Few places on Earth better convey nature’s timeless beauty, productivity … and fragility. Here at Blackwater, soft green marsh grasses spread toward a distant horizon; small salt-marsh birds dart in and out of view; tree islands and forest fringe frame views of the marsh and coastal rivers — all competing for attention with majestic eagles soaring in dramatic Chesapeake skyscapes. Not for nothing is Blackwater frequently called the “Everglades of the North.”

Seaside sparrows nest in the salt marsh at Blackwater Refuge. Credit: USFWS

I’ve learned to look closer, however, and see what’s changing as well. Sometimes the change comes gradually—a ghost forest where there was a healthy stand of pines five years ago. Sometimes change comes suddenly—last year’s solid salt marsh now pocked with small pools of open water. The evolution of this landscape, formed after the retreat of the last major glacier in North America some 10,000 years ago, is accelerating due to the rising level of the Chesapeake Bay and Atlantic Ocean.

Sea-level rise models predict that Blackwater will be dramatically altered over this century, much more than at any point in recent history. An assessment by The Conservation Fund and others signaled the need to act now to hold onto these marshes, including ensuring space for the marsh to relocate, or “migrate,” inland as sea level rises. As important as they are to wildlife, salt marshes also serve people, buffering storm surge and wave action and absorbing flood waters.

Blackwater National Wildlife Refuge, Maryland. Chesapeake Bay.

In addition to offering important wildlife habitat, salt marshes like the one at Blackwater absorb floodwaters and storm surge, protecting coastal property. Credit: Whitney Flanagan

A core project team of staff from the refuge, Audubon Maryland-DC, and The Conservation Fund, along with strong technical and citizens advisory groups, developed science-based, comprehensive strategies to help the marsh adapt. There were three objectives:

  • Hold the most-promising marsh-migration corridors in open-space uses.
  • Help former upland areas become new, high-quality marsh.
  • Slow the loss of existing high-quality salt marsh in strategically targeted areas.
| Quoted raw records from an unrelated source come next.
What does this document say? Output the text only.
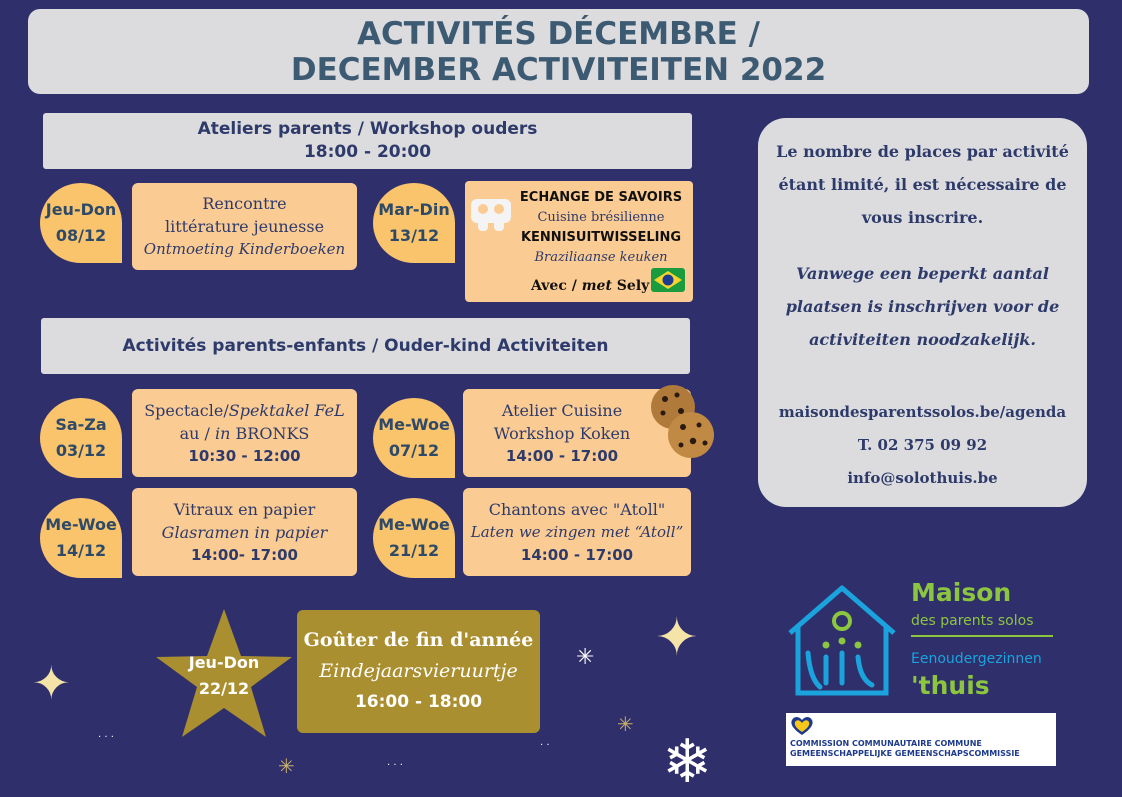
ACTIVITÉS DÉCEMBRE /
DECEMBER ACTIVITEITEN 2022
Ateliers parents / Workshop ouders
18:00 - 20:00
Jeu-Don
08/12
Rencontre
littérature jeunesse
Ontmoeting Kinderboeken
Mar-Din
13/12
ECHANGE DE SAVOIRS
Cuisine brésilienne
KENNISUITWISSELING
Braziliaanse keuken
Avec / met Sely
Activités parents-enfants / Ouder-kind Activiteiten
Sa-Za
03/12
Spectacle/Spektakel FeL
au / in BRONKS
10:30 - 12:00
Me-Woe
07/12
Atelier Cuisine
Workshop Koken
14:00 - 17:00
Me-Woe
14/12
Vitraux en papier
Glasramen in papier
14:00- 17:00
Me-Woe
21/12
Chantons avec "Atoll"
Laten we zingen met “Atoll”
14:00 - 17:00
Jeu-Don
22/12
Goûter de fin d'année
Eindejaarsvieruurtje
16:00 - 18:00
Le nombre de places par activité
étant limité, il est nécessaire de
vous inscrire.
Vanwege een beperkt aantal
plaatsen is inschrijven voor de
activiteiten noodzakelijk.
maisondesparentssolos.be/agenda
T. 02 375 09 92
info@solothuis.be
Maison
des parents solos
Eenoudergezinnen
'thuis
COMMISSION COMMUNAUTAIRE COMMUNE
GEMEENSCHAPPELIJKE GEMEENSCHAPSCOMMISSIE
✦
✦
✳
✳
✳	❄
· · ·
· · ·
· ·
A grant from the National Fish and Wildlife Foundation, supported by federal funds for Hurricane Sandy recovery and resilience, provided an unprecedented opportunity to apply and evaluate these strategies. The centerpiece of our project, completed in 2016, involved using Blackwater River sediment, which is mostly disintegrated upstream marsh, to raise the surface level of 40 acres of strategically located Refuge salt marsh.

OLYMPUS DIGITAL CAMERA

Depositing Blackwater River sediment on the marsh to raise its elevation. Credit: Dave Harp, Chesapeake Photos

Pioneering scientific research suggests that native marsh grasses are most productive at a higher point in the tide range. With the elevation of the marsh surface, we expect native grasses to increase root growth, or “biomass,” and “lift” themselves higher over time. Maintaining productive native marsh plants is key to helping marshes rise along with future sea level.

This slideshow requires JavaScript.

While we will continue to monitor and evaluate the project, to date, the results have exceeded our expectations. Added sediment settled out to target levels. Existing native grasses have flourished, and new plants added over the summer have taken root. Breeding pairs of seaside sparrows are already back using the site.

These outcomes are due to incredible partners at the refuge, the Fish and Wildlife Service Northeast office, Audubon Maryland-DC, and other federal and state agencies — a social ecosystem nearly as vital as the natural system we’re all trying to conserve, enhance, and adapt.

So, no, it’s not Yosemite; it’s better.